Peter Pan ran away from home so that he’d never have to become an adult, and so that he could remain a child. But when he escapes adulthood he escapes childhood too, and becomes a strange ageless “father” by becoming a kind of uber-child.
One night, which will come to be called the Night of Nights, the boys are eating dinner while Peter is out getting the time from the crocodile, whose clock regularly rings out the hour. The meal is a make-believe meal, and the boys are edgy. Peter comes home, and the boys crowd happily around him. They insist on dancing, despite Wendy and Peter’s dignified protests, so the whole family sings and dances.
Peter and Wendy pretend to be something other than children when the lost boys ask them to dance. It’s not because they dislike being children, but because they instinctively want to be something other than what they are, something strange and important. It’s a child’s desire, but it reaches beyond the boundaries of childhood.
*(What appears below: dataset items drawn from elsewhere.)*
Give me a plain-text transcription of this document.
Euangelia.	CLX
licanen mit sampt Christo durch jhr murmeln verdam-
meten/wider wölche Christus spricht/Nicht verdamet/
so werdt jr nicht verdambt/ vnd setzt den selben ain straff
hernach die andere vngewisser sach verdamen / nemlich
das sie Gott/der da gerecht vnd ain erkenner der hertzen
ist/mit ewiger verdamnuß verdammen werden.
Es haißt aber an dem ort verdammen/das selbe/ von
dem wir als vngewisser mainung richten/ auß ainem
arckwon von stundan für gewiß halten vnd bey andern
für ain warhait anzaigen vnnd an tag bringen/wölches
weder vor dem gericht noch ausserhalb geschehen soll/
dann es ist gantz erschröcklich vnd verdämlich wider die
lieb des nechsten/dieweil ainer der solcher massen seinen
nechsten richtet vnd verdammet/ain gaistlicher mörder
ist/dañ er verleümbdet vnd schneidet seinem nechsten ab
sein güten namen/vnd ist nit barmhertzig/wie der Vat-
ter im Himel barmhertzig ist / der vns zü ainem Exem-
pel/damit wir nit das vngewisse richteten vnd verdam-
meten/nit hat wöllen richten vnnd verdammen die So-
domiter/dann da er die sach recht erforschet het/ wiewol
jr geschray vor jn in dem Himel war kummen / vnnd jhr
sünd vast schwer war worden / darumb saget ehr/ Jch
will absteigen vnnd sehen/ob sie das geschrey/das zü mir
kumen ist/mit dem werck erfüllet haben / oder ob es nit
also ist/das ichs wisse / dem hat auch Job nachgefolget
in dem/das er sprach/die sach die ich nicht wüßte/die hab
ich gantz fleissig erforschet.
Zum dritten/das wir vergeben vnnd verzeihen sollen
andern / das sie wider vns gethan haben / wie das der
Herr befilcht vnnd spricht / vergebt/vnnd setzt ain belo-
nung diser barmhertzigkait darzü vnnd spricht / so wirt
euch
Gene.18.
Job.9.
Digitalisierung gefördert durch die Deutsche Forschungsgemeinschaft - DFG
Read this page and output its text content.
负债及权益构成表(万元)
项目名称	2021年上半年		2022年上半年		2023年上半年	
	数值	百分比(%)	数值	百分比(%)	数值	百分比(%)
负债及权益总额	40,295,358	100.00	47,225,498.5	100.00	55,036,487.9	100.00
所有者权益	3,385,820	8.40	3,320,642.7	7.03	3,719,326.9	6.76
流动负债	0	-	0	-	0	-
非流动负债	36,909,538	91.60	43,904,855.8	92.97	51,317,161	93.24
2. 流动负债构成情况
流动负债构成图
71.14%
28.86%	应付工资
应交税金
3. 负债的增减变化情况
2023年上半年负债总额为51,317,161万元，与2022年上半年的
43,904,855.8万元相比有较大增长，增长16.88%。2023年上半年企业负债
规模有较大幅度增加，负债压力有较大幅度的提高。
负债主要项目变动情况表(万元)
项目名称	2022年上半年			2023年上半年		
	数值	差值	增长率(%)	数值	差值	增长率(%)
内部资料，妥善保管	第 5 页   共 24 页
Before the dance, though, Peter and Wendy have an odd conversation. They talk about the boys exactly as though they were their children for a pleasant moment, but then Peter asks Wendy to confirm that he is not really their father: “it would make me seem so old,” he says nervously. Wendy confirms this coldly. She asks Peter what he feels for her, and he replies that his feelings are those of a son’s, which makes Wendy sit as far from him as possible. “Frankly puzzled,” Peter wonders what it is that Wendy and Tinker Bell and Tiger Lily all want him to be.
In the human world, to follow that desire is to go willingly into adulthood. Wendy has linked her desire to adulthood (as she understands it), but Peter Pan has followed the desire elsewhere. In Neverland, the adulthood and the elsewhere seem briefly to become one thing: the way to both places is an adventurous way. But adulthood is a game one can’t stop playing, and Peter does not like to play any one game for too long.
Soon, though, they forget their differences and have a wonderful time. It is all the more lovely, says the narrator, because they don’t know that it is to be their last. Wendy settles everyone into bed and begins to tell their favorite story. It is a story Peter hates, but he listens anyway.
The evening is lovely because it must end, and its brevity becomes its most significant quality in retrospect: its brevity becomes inextricable from its loveliness. The same could be said of childhood – for all children but Peter.